El movimiento ocurrió después de que el yen cayera a su nivel más débil frente al dólar desde 1986, acercándose a mínimos de 40 años. El presidente Donald Trump caracterizó la intervención como una “señal de amistad” hacia Japón.
¿Qué sucedió realmente y por qué importa
Según una nota atribuida al secretario del Tesoro Scott Bessent, las compras planificadas de yenes se estimaron entre $5 mil millones y $10 mil millones. La cantidad final permanece sin divulgar, lo cual es una práctica estándar para intervenciones diseñadas para mantener a los especuladores en incertidumbre.

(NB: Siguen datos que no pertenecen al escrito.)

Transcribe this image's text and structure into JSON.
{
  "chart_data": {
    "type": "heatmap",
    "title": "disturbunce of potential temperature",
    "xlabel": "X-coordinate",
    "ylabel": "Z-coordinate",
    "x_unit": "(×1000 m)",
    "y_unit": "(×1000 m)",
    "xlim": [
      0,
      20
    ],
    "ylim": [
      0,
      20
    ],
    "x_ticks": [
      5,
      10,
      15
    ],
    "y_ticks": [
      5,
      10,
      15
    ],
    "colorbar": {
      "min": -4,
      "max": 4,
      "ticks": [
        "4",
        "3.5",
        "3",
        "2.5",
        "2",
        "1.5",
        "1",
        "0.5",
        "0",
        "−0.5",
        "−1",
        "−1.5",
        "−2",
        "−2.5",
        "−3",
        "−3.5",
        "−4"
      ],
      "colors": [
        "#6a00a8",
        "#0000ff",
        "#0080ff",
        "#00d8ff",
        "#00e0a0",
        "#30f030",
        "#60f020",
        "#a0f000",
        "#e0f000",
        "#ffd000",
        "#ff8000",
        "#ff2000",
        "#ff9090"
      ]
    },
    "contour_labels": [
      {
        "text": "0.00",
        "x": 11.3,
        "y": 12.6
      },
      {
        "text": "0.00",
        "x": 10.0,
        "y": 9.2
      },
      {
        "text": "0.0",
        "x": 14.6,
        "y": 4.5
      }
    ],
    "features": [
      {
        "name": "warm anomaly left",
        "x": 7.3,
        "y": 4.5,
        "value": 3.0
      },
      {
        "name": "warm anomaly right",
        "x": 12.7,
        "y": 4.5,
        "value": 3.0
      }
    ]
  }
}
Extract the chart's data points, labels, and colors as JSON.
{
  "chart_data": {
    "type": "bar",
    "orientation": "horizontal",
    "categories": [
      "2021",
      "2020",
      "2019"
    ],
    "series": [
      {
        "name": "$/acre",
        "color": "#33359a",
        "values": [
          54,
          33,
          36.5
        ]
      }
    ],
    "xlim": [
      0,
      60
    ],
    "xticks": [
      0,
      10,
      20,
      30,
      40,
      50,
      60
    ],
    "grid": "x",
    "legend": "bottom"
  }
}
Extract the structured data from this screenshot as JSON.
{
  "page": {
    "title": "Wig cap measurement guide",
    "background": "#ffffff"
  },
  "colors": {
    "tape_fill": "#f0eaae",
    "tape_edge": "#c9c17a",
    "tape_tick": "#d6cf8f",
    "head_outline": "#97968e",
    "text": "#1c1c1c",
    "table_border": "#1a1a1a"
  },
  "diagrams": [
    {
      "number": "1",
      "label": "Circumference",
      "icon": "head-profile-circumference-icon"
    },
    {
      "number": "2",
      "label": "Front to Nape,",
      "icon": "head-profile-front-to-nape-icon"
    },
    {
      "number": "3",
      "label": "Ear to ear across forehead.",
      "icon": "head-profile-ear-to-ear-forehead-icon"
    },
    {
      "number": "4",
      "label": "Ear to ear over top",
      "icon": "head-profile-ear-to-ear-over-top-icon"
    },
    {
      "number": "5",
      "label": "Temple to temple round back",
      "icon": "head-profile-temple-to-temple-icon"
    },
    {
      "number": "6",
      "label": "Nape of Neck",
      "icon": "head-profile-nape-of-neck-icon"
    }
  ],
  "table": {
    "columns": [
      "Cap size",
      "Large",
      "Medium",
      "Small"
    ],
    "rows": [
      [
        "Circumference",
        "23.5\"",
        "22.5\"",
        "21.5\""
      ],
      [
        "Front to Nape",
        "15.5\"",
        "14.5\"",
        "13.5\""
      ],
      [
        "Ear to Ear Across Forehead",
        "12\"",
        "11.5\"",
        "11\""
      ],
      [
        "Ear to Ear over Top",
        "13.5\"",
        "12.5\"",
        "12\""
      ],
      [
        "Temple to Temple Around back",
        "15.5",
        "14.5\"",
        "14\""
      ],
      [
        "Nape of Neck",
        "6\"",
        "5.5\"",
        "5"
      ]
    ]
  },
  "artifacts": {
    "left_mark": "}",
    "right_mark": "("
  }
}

El Banco de la Reserva Federal de Nueva York ejecutó las operaciones en nombre del Tesoro, comprando yenes mientras deshacía de euros. Japón ya había estado vendiendo bonos del Tesoro de EE. UU. para financiar sus propias operaciones de apoyo al yen, una dinámica que comenzaba a generar presión alcista incómoda sobre los costos de endeudamiento estadounidenses.
La pregunta sobre las concesiones
No se mencionaron concesiones ni acuerdos específicos en las fuentes disponibles sobre lo que EE. UU. podría obtener de Japón a cambio de la intervención. El hecho de que Tokio ya estuviera liquidando bonos del Tesoro de EE. UU. para defender el yen otorgó a Washington un apalancamiento significativo.
Qué significa esto para el criptoactivos y los activos de riesgo
No hubo ninguna mención de criptomonedas o activos digitales en ninguno de los informes oficiales sobre esta intervención.
El carry trade en yenes ha sido históricamente uno de los mecanismos de financiamiento más importantes para posiciones especulativas en mercados globales. Cuando el yen se debilita, los operadores toman prestados yenes baratos para comprar activos con mayores rendimientos, incluyendo cripto. Cuando se fortalece, como ocurrió durante esta intervención, esas posiciones se cierran.
La práctica de Japón de vender bonos del Tesoro de EE.UU. para financiar la defensa del yen crea otro canal de influencia. Los rendimientos crecientes de los bonos del Tesoro hacen que los retornos libres de riesgo sean más atractivos en comparación con activos especulativos como el bitcoin. Si la intervención de EE.UU. reduce la necesidad de Japón de vender bonos del Tesoro, eso podría limitar los picos de rendimiento.